Die Job(2)
Oh, yeah, that sounded educational. What was on the schedule for next week—a monster-hunting trip to Loch Ness? A snowshoe adventure to find the Abominable Snowman?
“You’re going on a field trip to do what?” Althea Jenkins, our part-time aesthetician, asked. Her brows crinkled her chocolate-colored skin clear up to the hairline of her short, gray-flecked afro.

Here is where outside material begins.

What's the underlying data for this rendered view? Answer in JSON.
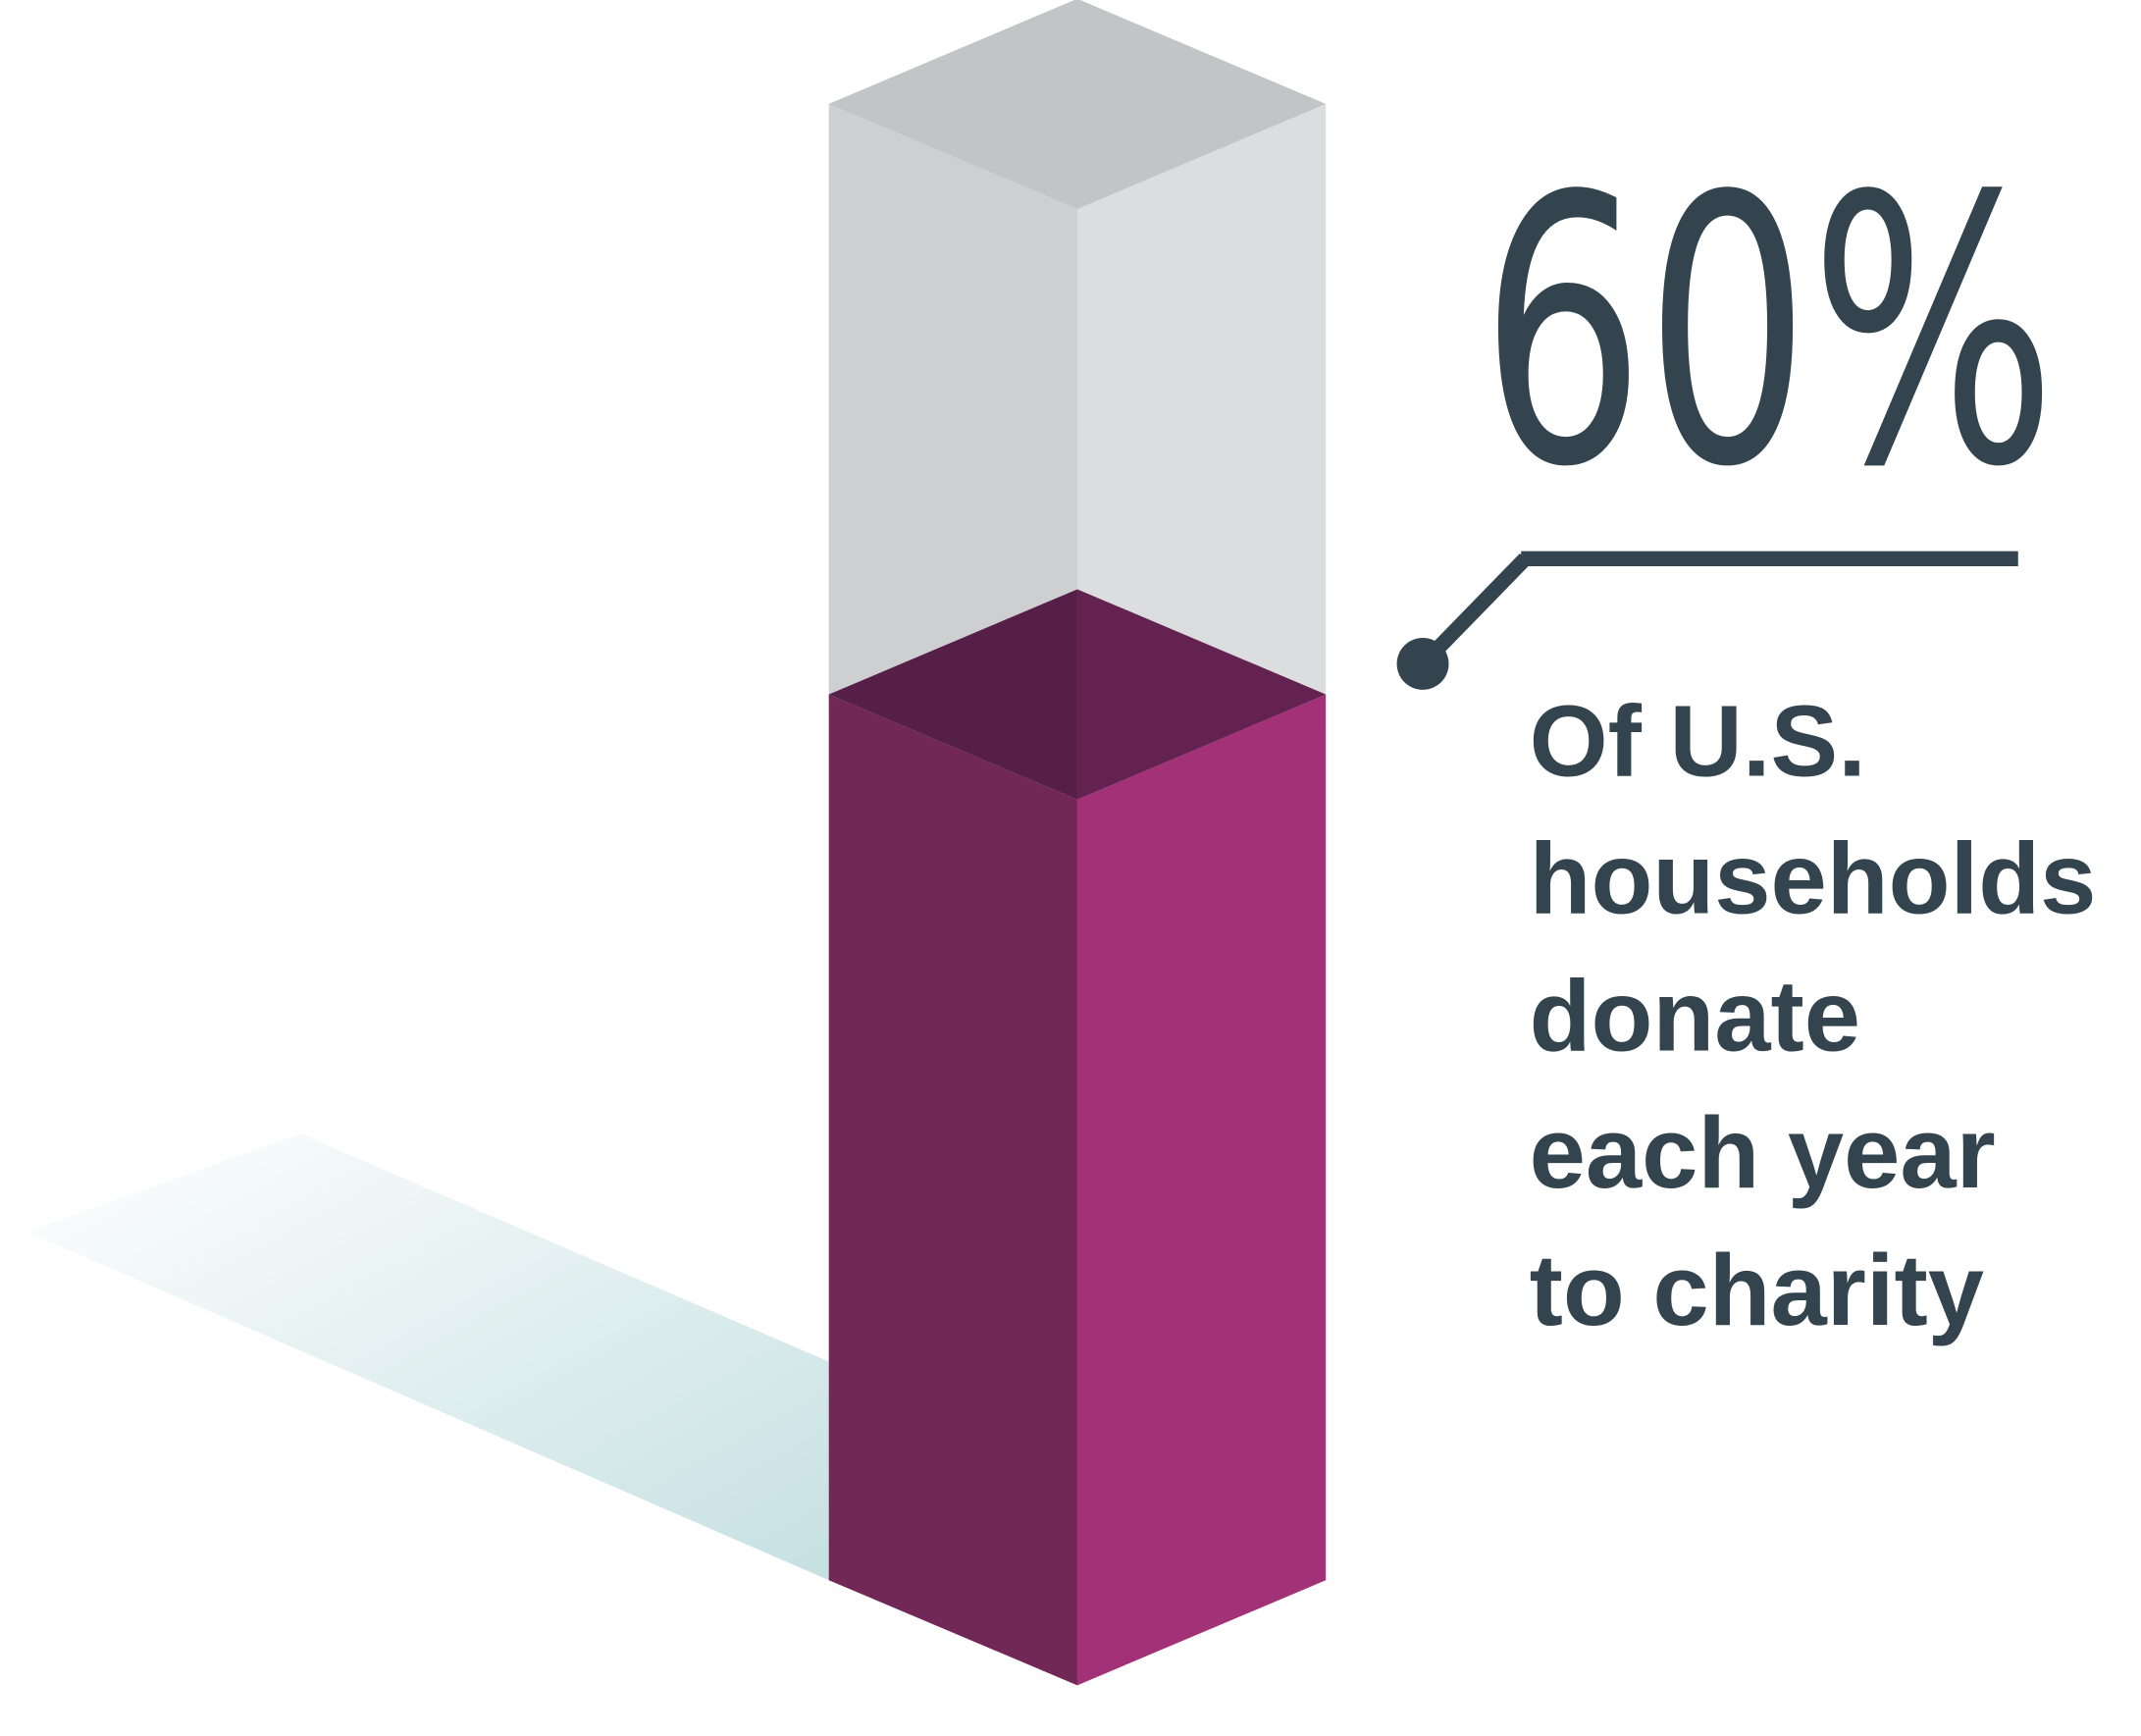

“Ghost hunting. Debunking, really,” Rachel said, a huge grin splitting her face. “But we need another chaperone,” she said, pleading with Mom with her Nile green eyes. “My mother was going to go, but her boss got, like, sick and is sending Mom to a convention in Lexington this weekend in his place, so we need to find someone else to chaperone or we won’t be able to go.”
“In my day,” Althea said, putting avocado, olive oil, and a handful of herbs in a stainless steel bowl for a new moisturizer she wanted to try, “we read King Lear and did algebraic equations and dissected frogs in school. We didn’t go gallivanting about the countryside, chasing after spirits. Fah!” She shook her head, more bemused than angry. A tall woman about my mom’s age, she wore a red tunic over black jeans. She pushed the tunic’s sleeves up before mashing her ingredients with a pestle.
“Where are you going to do your, um, debunking?” Mom asked, plopping combs into the jar of blue germicide at her station.
“Rothmere,” Rachel said. Forearms on her thighs, she leaned toward Mom. “There’s this absolutely awesome ghost out there, Cyril Rothmere, who haunts the house looking for his murderer! Dozens of people have seen him over the years and, like, the Discovery Channel did a special on him a few years back. How cool is that?”
“Pretty cool,” Mom said solemnly. “I can’t think of anything I’d rather do on a Saturday night than go ghost hunting with your class, Rachel,” she said, “but Walter’s got tickets to Wicked in Jacksonville and we’re headed down there right after my last client.”
Rachel swiveled in the styling chair and opened her mouth.
“Don’t look at me,” Althea cut her off, holding up an avocado-gooped hand. “Kwasi and I have plans.”
“Grace?” Rachel turned to me. “Please?” She drew the word out into three syllables and clasped her hands together prayerfully.
Why was I the only one in the room without plans for a Saturday night? Mom and Althea, both widowed and sixty, had boyfriends and were headed out for wild nights on the town. Okay, maybe “wild” was an overstatement, but at least they were going out. My sort-of boyfriend, political reporter Marty Shears, had moved from Atlanta to DC two months ago for a new job with the Washington Post, leaving my weekends pretty darn empty. So, at thirty, and divorced for a year, I had rented a Julia Roberts DVD for the evening’s entertainment and was considering purchasing a pint of Chunky Monkey to add to the festivities. If I really wanted to peg the excitement meter, I would study the MLS listings my new Realtor had given me and decide which houses I wanted to view, even though, if the last few months of house hunting were any indicator, none of them would work for me. My friend Vonda said that was because I wasn’t sure about settling in St. Elizabeth, but that’s just silly. Other than my two years at UGA and my time in Atlanta with Hank, I’d lived in St. Elizabeth all my life. Marty had mentioned it would be easy for me to get stylist work in DC, but that hardly constituted a proposal, and our four months of weekend dating—Atlanta was a half-day drive—didn’t justify a cross-country move. Maybe I’d really like DC, though, when I visited Marty next weekend . . . I shook off my thoughts.
“Oh, all right,” I told Rachel. “I suppose I can cancel my plans and go ghost hunting.” I tried to make it sound like I was passing up the opportunity to attend an inaugural ball. Althea’s snort of laughter told me I hadn’t succeeded.
Rachel squealed and threw her arms around me. “Thank you, thank you, Grace! It’ll be a blast.”
Not knowing exactly what to expect from a ghost-hunting field trip, and not having plans for tonight, either—I needed to get a life, as Vonda was always saying—I drove out to Rothmere half an hour later to get the lay of the land. Remembering field trip high jinks during my senior year, not all that long ago, I wanted to be one step ahead of the teenagers I was going to be responsible for.
St. Elizabeth sits in the crook of a backward L bordered by the St. Andrew Sound to the east and by the Satilla River to the north. Being surrounded by all that water is partly why St. Elizabethans get all worried about hurricanes; it’s the flooding more than the winds that we fear. Rothmere lies west of town, up the long arm of the L, and its acreage slopes down to the Satilla. The pure, white lines of the Greek revival building stood out against the cornflower blue of the sky—you’d never know there was a hurricane brewing—and the columns glistened as the sun’s slanting rays gilded them. Venerable magnolia and pecan trees provided pools of shade suitable for Southern belles to hold court in with their beaux gathered around, a la Scarlett O’Hara.